La Tech américaine a « flanché » hier, entrainant le reste de la cote. En première lecture, tout ceci paraît très endogène. Attention toutefois à la logique des contingences, dans un environnement compliqué ; nous en parlions en début de semaine.

Trois réalités à garder à l'esprit : les Chinois font l'effort de penser la nouvelle stratégie économique à mettre en place face à une Amérique durablement moins « coopérative ; la France paraît s'inscrire dans une démarche visant à privilégier la « bonne » dette publique et pas la « mauvaise » ; si les chiffres de l'emploi américain retiennent toujours autant l'attention des marchés, il apparaît avisé de s'intéresser avant tout à la dynamique du chômage permanent.

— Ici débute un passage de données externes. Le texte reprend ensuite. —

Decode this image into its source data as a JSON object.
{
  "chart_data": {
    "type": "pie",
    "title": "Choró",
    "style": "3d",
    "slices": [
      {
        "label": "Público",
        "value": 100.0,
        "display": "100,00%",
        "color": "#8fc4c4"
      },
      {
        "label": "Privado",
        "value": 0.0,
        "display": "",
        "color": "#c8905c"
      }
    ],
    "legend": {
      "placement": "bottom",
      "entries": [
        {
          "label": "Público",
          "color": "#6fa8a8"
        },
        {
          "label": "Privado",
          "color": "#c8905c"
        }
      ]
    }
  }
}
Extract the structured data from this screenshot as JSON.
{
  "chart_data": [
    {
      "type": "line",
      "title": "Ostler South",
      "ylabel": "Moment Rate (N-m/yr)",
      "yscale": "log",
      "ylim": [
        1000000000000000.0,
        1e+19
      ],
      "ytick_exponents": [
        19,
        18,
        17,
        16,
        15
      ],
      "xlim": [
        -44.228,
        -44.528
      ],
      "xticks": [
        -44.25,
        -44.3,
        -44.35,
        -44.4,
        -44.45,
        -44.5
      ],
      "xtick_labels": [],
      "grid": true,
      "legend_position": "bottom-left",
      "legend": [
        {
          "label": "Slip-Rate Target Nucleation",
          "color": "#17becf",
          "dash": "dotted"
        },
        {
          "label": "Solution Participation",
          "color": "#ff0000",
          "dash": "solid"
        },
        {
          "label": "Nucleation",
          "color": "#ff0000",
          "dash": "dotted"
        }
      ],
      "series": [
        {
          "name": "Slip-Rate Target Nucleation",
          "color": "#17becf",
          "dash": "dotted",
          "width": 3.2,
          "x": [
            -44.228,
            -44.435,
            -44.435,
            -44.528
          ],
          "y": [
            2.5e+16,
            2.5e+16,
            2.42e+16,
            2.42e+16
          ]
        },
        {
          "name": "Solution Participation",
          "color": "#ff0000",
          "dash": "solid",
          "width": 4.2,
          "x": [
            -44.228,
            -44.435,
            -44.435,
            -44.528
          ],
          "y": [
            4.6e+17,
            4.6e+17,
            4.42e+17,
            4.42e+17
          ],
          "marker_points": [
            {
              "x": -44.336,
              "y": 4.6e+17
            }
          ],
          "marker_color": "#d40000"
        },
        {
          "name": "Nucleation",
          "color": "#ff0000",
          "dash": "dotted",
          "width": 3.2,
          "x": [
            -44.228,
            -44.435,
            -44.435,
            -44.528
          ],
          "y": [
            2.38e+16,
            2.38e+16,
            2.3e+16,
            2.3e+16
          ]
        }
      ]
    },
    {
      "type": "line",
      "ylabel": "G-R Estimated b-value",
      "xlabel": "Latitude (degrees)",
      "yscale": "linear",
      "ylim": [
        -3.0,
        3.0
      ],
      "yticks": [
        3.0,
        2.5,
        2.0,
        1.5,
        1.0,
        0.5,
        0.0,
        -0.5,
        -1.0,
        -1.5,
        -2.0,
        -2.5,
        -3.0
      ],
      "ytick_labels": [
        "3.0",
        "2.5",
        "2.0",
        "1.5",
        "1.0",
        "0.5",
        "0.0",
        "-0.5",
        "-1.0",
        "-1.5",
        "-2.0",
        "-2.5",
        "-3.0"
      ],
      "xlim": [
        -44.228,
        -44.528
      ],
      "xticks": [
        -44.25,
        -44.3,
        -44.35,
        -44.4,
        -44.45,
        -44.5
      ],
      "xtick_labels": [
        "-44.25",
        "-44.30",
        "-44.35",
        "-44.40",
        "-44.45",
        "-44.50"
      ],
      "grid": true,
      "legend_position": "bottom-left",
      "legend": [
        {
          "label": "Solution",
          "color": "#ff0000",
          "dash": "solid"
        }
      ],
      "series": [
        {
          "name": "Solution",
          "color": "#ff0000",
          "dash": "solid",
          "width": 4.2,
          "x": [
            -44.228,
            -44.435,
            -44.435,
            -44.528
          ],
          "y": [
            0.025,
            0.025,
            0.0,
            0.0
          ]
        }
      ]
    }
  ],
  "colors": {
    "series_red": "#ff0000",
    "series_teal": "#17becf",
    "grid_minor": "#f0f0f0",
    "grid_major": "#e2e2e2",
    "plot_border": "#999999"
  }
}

Commençons par le plus évènementiel, même si on n'est jamais sûr de sa capacité à impacter le réel « profond ». Aux Etats-Unis, hier au soir, l'indice S&P 500 a clôturé sur une baisse de 3,5%. La Tech est à l'origine du mouvement. Le sous-indice correspondant a reculé de 5,8% et l'indice NASDAQ, de près de 5%. Le reste de la cote a été emporté par le mouvement, mais dans de moindres proportions. On a envie ce matin de pointer le caractère largement endogène au secteur des nouvelles technologies de ce qui s'est passé hier. Le fait que ce matin en Asie les replis soient plus modérés qu'à Wall Street la veille peut être lu comme un début de confirmation de l'hypothèse. Deux chiffres pour illustrer le propos : du 19 février au 23 mars, la sous-composante Tech du S&P 500 a reculé de 31%, avant de remonter de 80% jusqu'à avant-hier.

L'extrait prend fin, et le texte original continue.